I'm not saying it doesn't oscillate near zero, I'm just saying that this is unexpected. I need confirming opinions and confirming logic to explain it so I can believe it.

So the questions are:

1. Does f(x) oscillate near zero?

2. Why does f(x) oscillate near zero?

3. Why does this behavior not appear until |x|<~10^-7?

4. Is it a glitch in Mathimatica? [doubt it]

5. If it doesn't oscillate [which it probably does] then how is the behavior of the derivatives explained near zero?

6. If it oscillates, then why is it so hard to replicate this oscillation manually on a calculator?

 

Note#1: This behavior concerns the real-valued f(x). I don't think Re[f(z)] or Im[f(z)], z complex, are of interest here.

Note#2: This behavior concerns (1+x)^1/x. I dont think either (1+1/x)^x or lim(1+1/x)^x as x goes to infinty are of interest here.

 

Thx in advance and Kudos to the person with the explanation!

[Pyrotex]

Interesting problem!! :)

 

I used Excel to plot the final 99 points counting down to X= zero. I set the difference between those points as 10^-5. It plotted a straight line.

I set the difference between points as 10^-6. Straight line.

 

Then I got down to the difference between points as 10^-9.

 

This is what I got (attached).

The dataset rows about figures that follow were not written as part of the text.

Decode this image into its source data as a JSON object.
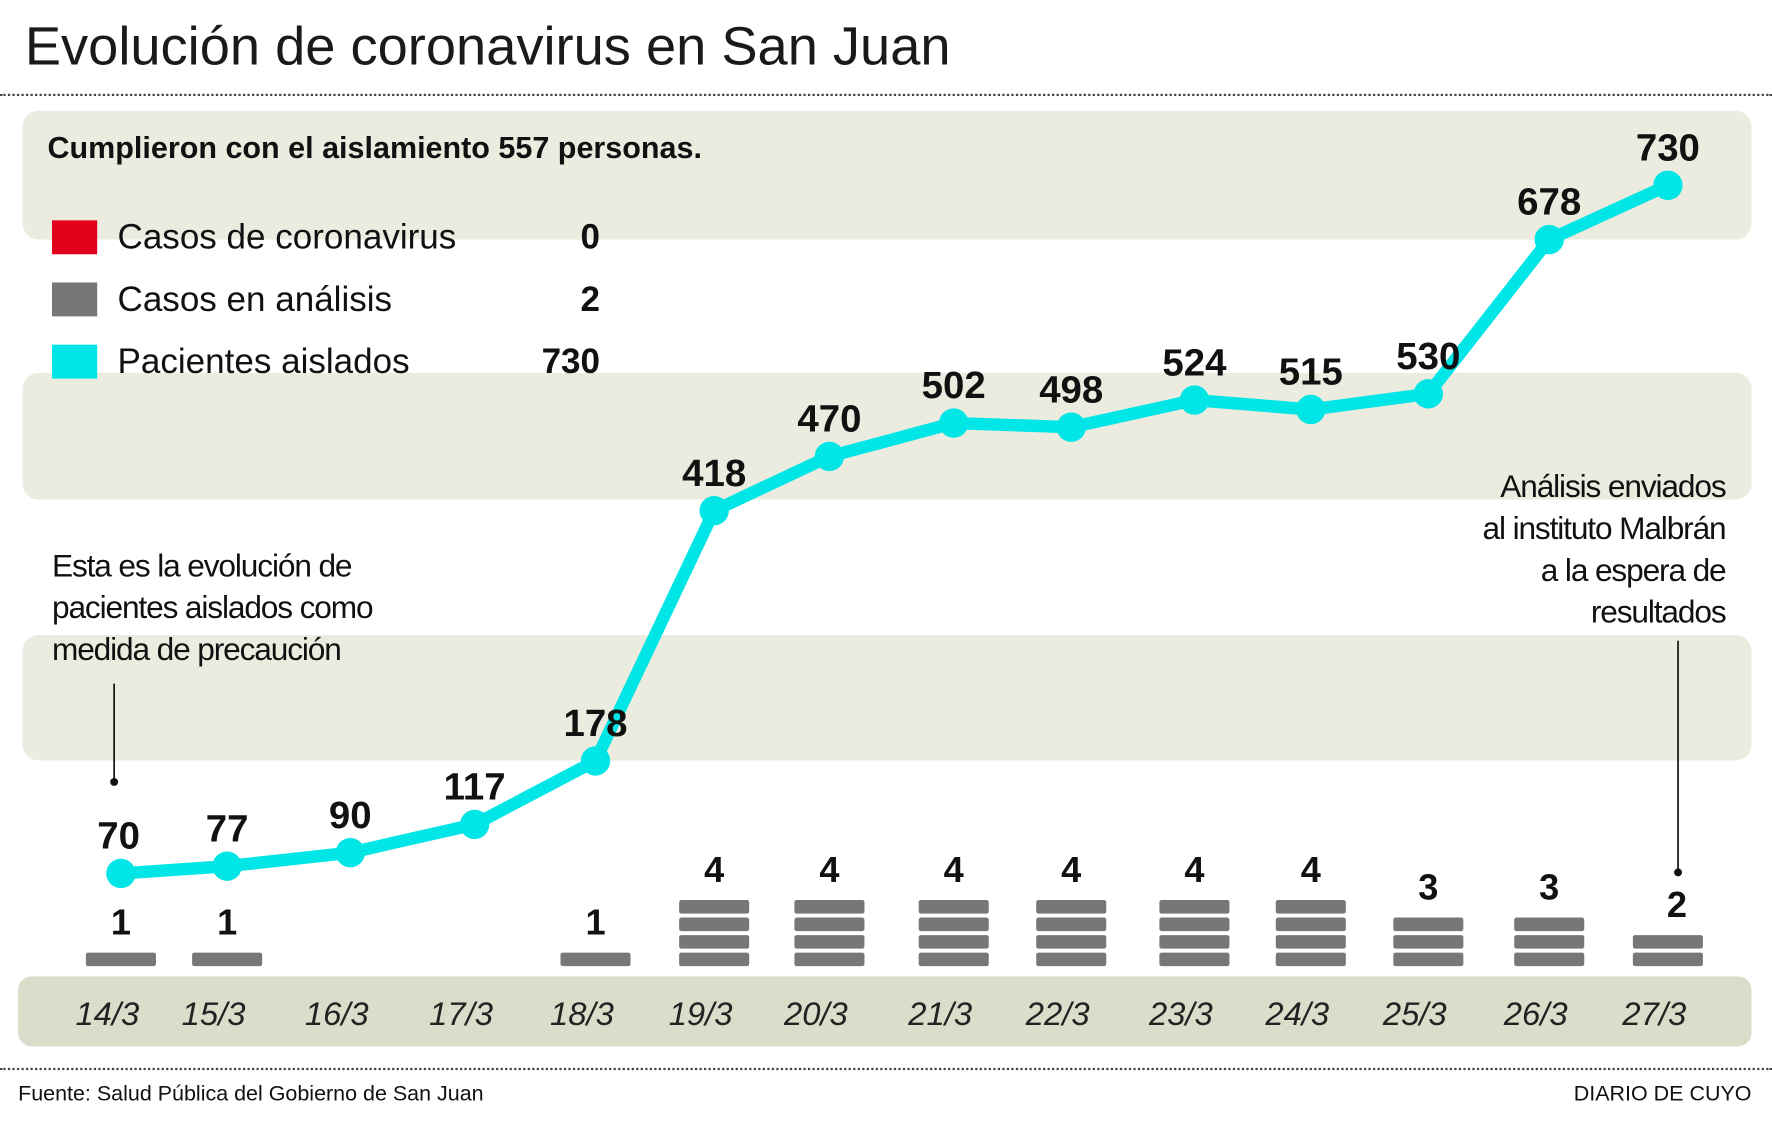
{
  "header": {
    "title": "Evolución de coronavirus en San Juan"
  },
  "subtitle": "Cumplieron con el aislamiento 557 personas.",
  "legend": [
    {
      "label": "Casos de coronavirus",
      "value": "0",
      "color": "#e2001a"
    },
    {
      "label": "Casos en análisis",
      "value": "2",
      "color": "#777777"
    },
    {
      "label": "Pacientes aislados",
      "value": "730",
      "color": "#00e5e5"
    }
  ],
  "annotations": {
    "left": [
      "Esta es la evolución de",
      "pacientes aislados como",
      "medida de precaución"
    ],
    "right": [
      "Análisis enviados",
      "al instituto Malbrán",
      "a la espera de",
      "resultados"
    ]
  },
  "footer": {
    "source": "Fuente: Salud Pública del Gobierno de San Juan",
    "brand": "DIARIO DE CUYO"
  },
  "chart_data": {
    "type": "line",
    "title": "Evolución de coronavirus en San Juan",
    "categories": [
      "14/3",
      "15/3",
      "16/3",
      "17/3",
      "18/3",
      "19/3",
      "20/3",
      "21/3",
      "22/3",
      "23/3",
      "24/3",
      "25/3",
      "26/3",
      "27/3"
    ],
    "series": [
      {
        "name": "Pacientes aislados",
        "type": "line",
        "color": "#00e5e5",
        "values": [
          70,
          77,
          90,
          117,
          178,
          418,
          470,
          502,
          498,
          524,
          515,
          530,
          678,
          730
        ]
      },
      {
        "name": "Casos en análisis",
        "type": "stacked-blocks",
        "color": "#777777",
        "values": [
          1,
          1,
          0,
          0,
          1,
          4,
          4,
          4,
          4,
          4,
          4,
          3,
          3,
          2
        ]
      }
    ],
    "ylim": [
      70,
      730
    ],
    "grid": false
  }
}
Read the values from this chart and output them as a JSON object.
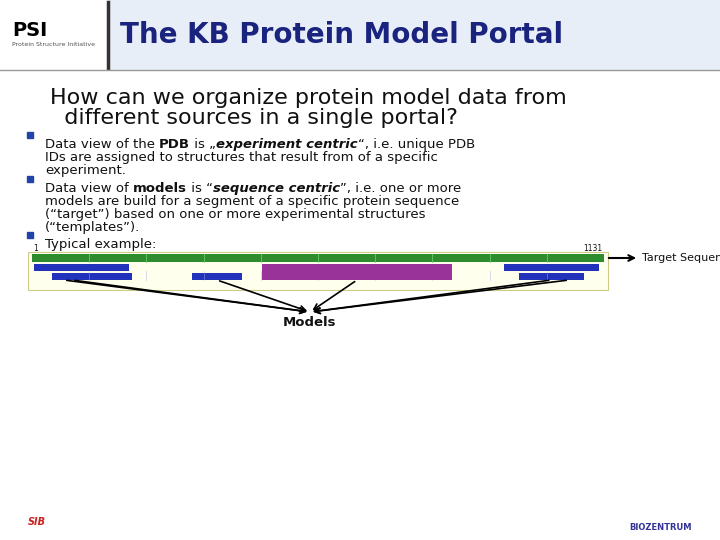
{
  "bg_color": "#ffffff",
  "header_title": "The KB Protein Model Portal",
  "header_title_color": "#1a237e",
  "header_title_size": 20,
  "question_line1": "How can we organize protein model data from",
  "question_line2": "  different sources in a single portal?",
  "question_color": "#111111",
  "question_size": 16,
  "bullet_color": "#2244aa",
  "text_color": "#111111",
  "text_size": 9.5,
  "diagram_bg": "#ffffee",
  "target_seq_color": "#2e8b2e",
  "model1_color": "#2233bb",
  "model2_color": "#2233bb",
  "model3_color": "#993399",
  "model4_color": "#2233bb",
  "arrow_color": "#000000",
  "models_label": "Models",
  "target_seq_text": "Target Sequence"
}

The X-axis should read 99 to 1 rather than backwards. My bad.

 

Yes, the f(x) does oscillate near zero, and the nearer it gets, the worse it oscillates

[CraigD]

My guess is that the oscillation that wolframalpha.com’s and other plotting calculators show is a relic of using limited precision rational math to approximate real numbers. I wouldn’t call this a “bug in Mathematica”, rather a known limit of precision of the calculator used by its default plot feature.

 

If [math](1+X)^{\frac1{X}}[/math] truly oscillated when X is near 0, it would have local maxima and minima there, and thus [math]\frac{d (1+X)^{\frac1{X}}}{dX} = 0[/math] there. However, per this wolframalpha page, its derivative has a zero only at [math]X = \infty[/math].

 

You can also get a slightly convincing demonstration of the smoothness of the function by considering only rational values of [math]X = \frac1{2^n}[/math] where n is an integer. [math](1+X)^{\frac1{X}} = \left( \frac{2^n+1}{2^n} \right)^{2^n}[/math], which can be fairly easily calculated and shown to never be further from [math]\lim_{X \to 0} (1+X)^{\frac1{X}} = e[/math] for greater values of n.

 

To discover the cause of the observed oscillations, you’d have to look in the details of the calculator, not the mathematics of the function.

[Jay-qu]

I just noticed Craig already pointed this out, but its an interesting connection. When x<1 you can expand this into a convergent series, which is badly approximated by:

 

(1+x)^(1/x) ~ 1+(1/x)x=2

 

the decimal expansion of e:

 

e = lim (1+1/n)^n as n->infinity

 

and make the substitution n=1/x

 

and then instead of taking the limit as n->inf, you take x->0

 

So what you have for very small x is the value of e. Cool.

[Pyrotex]

You guys are so smart. I wanna be just like you when I grow up. :naughty:

[A23]

Hi,

 

I found like Craig : if I let [math]f(x)=(1+x)^{(1/x)}[/math],

 

took ln(f(x))=ln(1+x)/x, then limit with Hospital theorem :

 

[math]\lim_{x->0}ln(f(x))=\lim_{x->0}\frac{\frac{d}{dx}ln(1+x)}{dx/dx}=\lim_{x->0}1/(1+x)=1[/math],

 

hence f(x->0)->exp(1)=e.

[trekkiee]

Thx all for the replies. I should have known the problem was mathematica's [wolfram alpha] behavior when doing certain calculations.